Results: Evaluated patients demonstrated a variable age of onset and a broad phenotypic spectrum, with most presenting exercise-induced myalgia and proximal weakness. Routine blood tests showed no significant abnormalities, except for persistent elevation in serum creatine kinase (CK). DNA analysis revealed the nonsense mutation c.34C>T (p.Q45*) in all patients, except for one with a novel compound heterozygous mutations p.Arg494Ser and p.Met511Val. These mutations located at a highly conserved position were predicted to be pathogenic by in silico tools. In comparison to other patients, the carrier of the novel mutation exhibited an earlier onset within the first months of life and a more pronounced elevation of serum creatine kinase (CK) levels, which then progressed to proximal, limb-girdle type myopathy.

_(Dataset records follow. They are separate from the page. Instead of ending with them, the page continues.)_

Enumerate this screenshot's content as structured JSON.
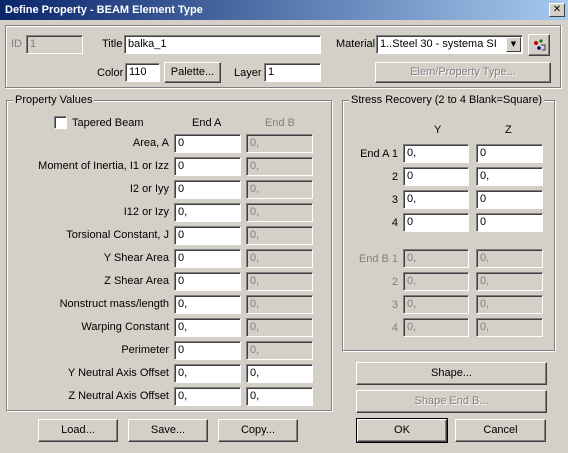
{
  "window": {
    "title": "Define Property - BEAM Element Type",
    "close_glyph": "✕"
  },
  "header": {
    "id_label": "ID",
    "id_value": "1",
    "title_label": "Title",
    "title_value": "balka_1",
    "material_label": "Material",
    "material_value": "1..Steel 30 - systema SI",
    "color_label": "Color",
    "color_value": "110",
    "palette_button": "Palette...",
    "layer_label": "Layer",
    "layer_value": "1",
    "elem_type_button": "Elem/Property Type..."
  },
  "property_values": {
    "group_title": "Property Values",
    "tapered_beam_label": "Tapered Beam",
    "tapered_beam_checked": false,
    "end_a_header": "End A",
    "end_b_header": "End B",
    "rows": [
      {
        "label": "Area, A",
        "end_a": "0",
        "end_b": "0,"
      },
      {
        "label": "Moment of Inertia, I1 or Izz",
        "end_a": "0",
        "end_b": "0,"
      },
      {
        "label": "I2 or Iyy",
        "end_a": "0",
        "end_b": "0,"
      },
      {
        "label": "I12 or Izy",
        "end_a": "0,",
        "end_b": "0,"
      },
      {
        "label": "Torsional Constant, J",
        "end_a": "0",
        "end_b": "0,"
      },
      {
        "label": "Y Shear Area",
        "end_a": "0",
        "end_b": "0,"
      },
      {
        "label": "Z Shear Area",
        "end_a": "0",
        "end_b": "0,"
      },
      {
        "label": "Nonstruct mass/length",
        "end_a": "0,",
        "end_b": "0,"
      },
      {
        "label": "Warping Constant",
        "end_a": "0,",
        "end_b": "0,"
      },
      {
        "label": "Perimeter",
        "end_a": "0",
        "end_b": "0,"
      },
      {
        "label": "Y Neutral Axis Offset",
        "end_a": "0,",
        "end_b": "0,"
      },
      {
        "label": "Z Neutral Axis Offset",
        "end_a": "0,",
        "end_b": "0,"
      }
    ]
  },
  "stress_recovery": {
    "group_title": "Stress Recovery (2 to 4 Blank=Square)",
    "y_header": "Y",
    "z_header": "Z",
    "end_a_rows": [
      {
        "label": "End A 1",
        "y": "0,",
        "z": "0"
      },
      {
        "label": "2",
        "y": "0",
        "z": "0,"
      },
      {
        "label": "3",
        "y": "0,",
        "z": "0"
      },
      {
        "label": "4",
        "y": "0",
        "z": "0"
      }
    ],
    "end_b_rows": [
      {
        "label": "End B 1",
        "y": "0,",
        "z": "0,"
      },
      {
        "label": "2",
        "y": "0,",
        "z": "0,"
      },
      {
        "label": "3",
        "y": "0,",
        "z": "0,"
      },
      {
        "label": "4",
        "y": "0,",
        "z": "0,"
      }
    ]
  },
  "buttons": {
    "shape": "Shape...",
    "shape_end_b": "Shape End B...",
    "load": "Load...",
    "save": "Save...",
    "copy": "Copy...",
    "ok": "OK",
    "cancel": "Cancel"
  }
}
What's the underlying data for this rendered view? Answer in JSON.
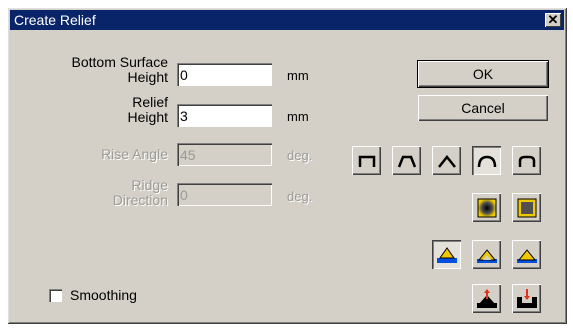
{
  "window": {
    "title": "Create Relief",
    "close_glyph": "✕"
  },
  "fields": {
    "bottom_surface_height": {
      "label_line1": "Bottom Surface",
      "label_line2": "Height",
      "value": "0",
      "unit": "mm",
      "enabled": true
    },
    "relief_height": {
      "label_line1": "Relief",
      "label_line2": "Height",
      "value": "3",
      "unit": "mm",
      "enabled": true
    },
    "rise_angle": {
      "label": "Rise Angle",
      "value": "45",
      "unit": "deg.",
      "enabled": false
    },
    "ridge_direction": {
      "label_line1": "Ridge",
      "label_line2": "Direction",
      "value": "0",
      "unit": "deg.",
      "enabled": false
    }
  },
  "buttons": {
    "ok": "OK",
    "cancel": "Cancel"
  },
  "profile_shapes": {
    "items": [
      "square-profile",
      "trapezoid-profile",
      "triangle-profile",
      "round-profile",
      "rounded-rect-profile"
    ],
    "selected": "round-profile"
  },
  "fill_styles": {
    "items": [
      "gradient-fill",
      "flat-fill"
    ]
  },
  "base_modes": {
    "items": [
      "base-mode-1",
      "base-mode-2",
      "base-mode-3"
    ],
    "selected": "base-mode-1"
  },
  "direction_modes": {
    "items": [
      "raise-up",
      "push-down"
    ]
  },
  "smoothing": {
    "label": "Smoothing",
    "checked": false
  },
  "colors": {
    "title_bar": "#0a246a",
    "dialog_bg": "#d4d0c8",
    "icon_yellow": "#f0c800",
    "icon_blue": "#0050e0",
    "icon_red": "#e03020"
  }
}
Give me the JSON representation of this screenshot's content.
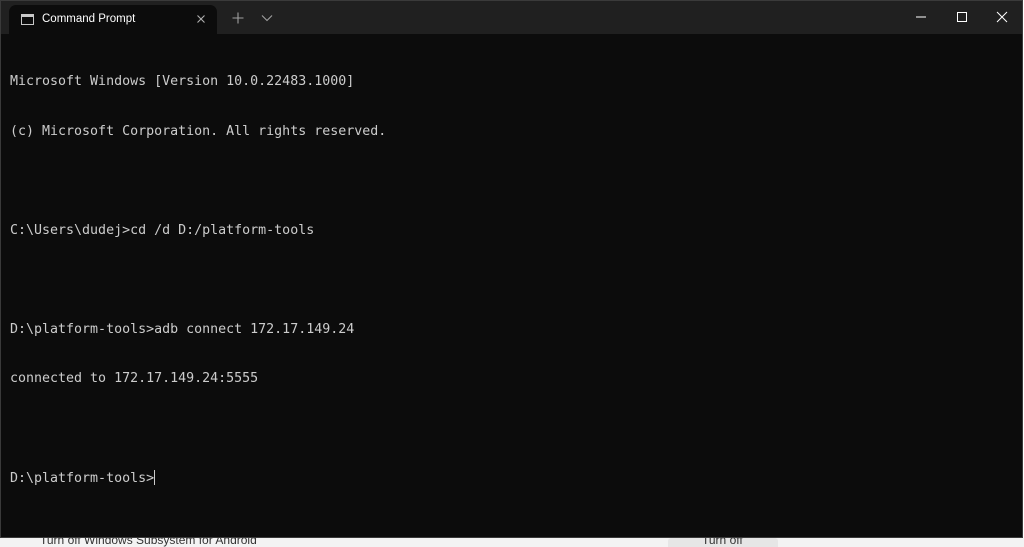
{
  "window": {
    "tab_title": "Command Prompt",
    "tab_icon": "console-icon",
    "new_tab_icon": "plus-icon",
    "dropdown_icon": "chevron-down-icon",
    "controls": [
      "minimize-icon",
      "maximize-icon",
      "close-icon"
    ]
  },
  "console": {
    "lines": [
      "Microsoft Windows [Version 10.0.22483.1000]",
      "(c) Microsoft Corporation. All rights reserved.",
      "",
      "C:\\Users\\dudej>cd /d D:/platform-tools",
      "",
      "D:\\platform-tools>adb connect 172.17.149.24",
      "connected to 172.17.149.24:5555",
      ""
    ],
    "prompt": "D:\\platform-tools>",
    "text_color": "#cccccc",
    "background_color": "#0c0c0c"
  },
  "background_window": {
    "text": "Turn off Windows Subsystem for Android",
    "button_label": "Turn off"
  }
}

Discussion: In conclusion, our work expands the genetic spectrum of MAD deficiency, disclosing a novel mutation and its related clinical effect, and provides a detailed description of the clinical features of a cohort of patients with AMPD1 mutations. These findings support a pathogenic role for MAD deficiency, influencing not only energy metabolism but also the development of skeletal muscle.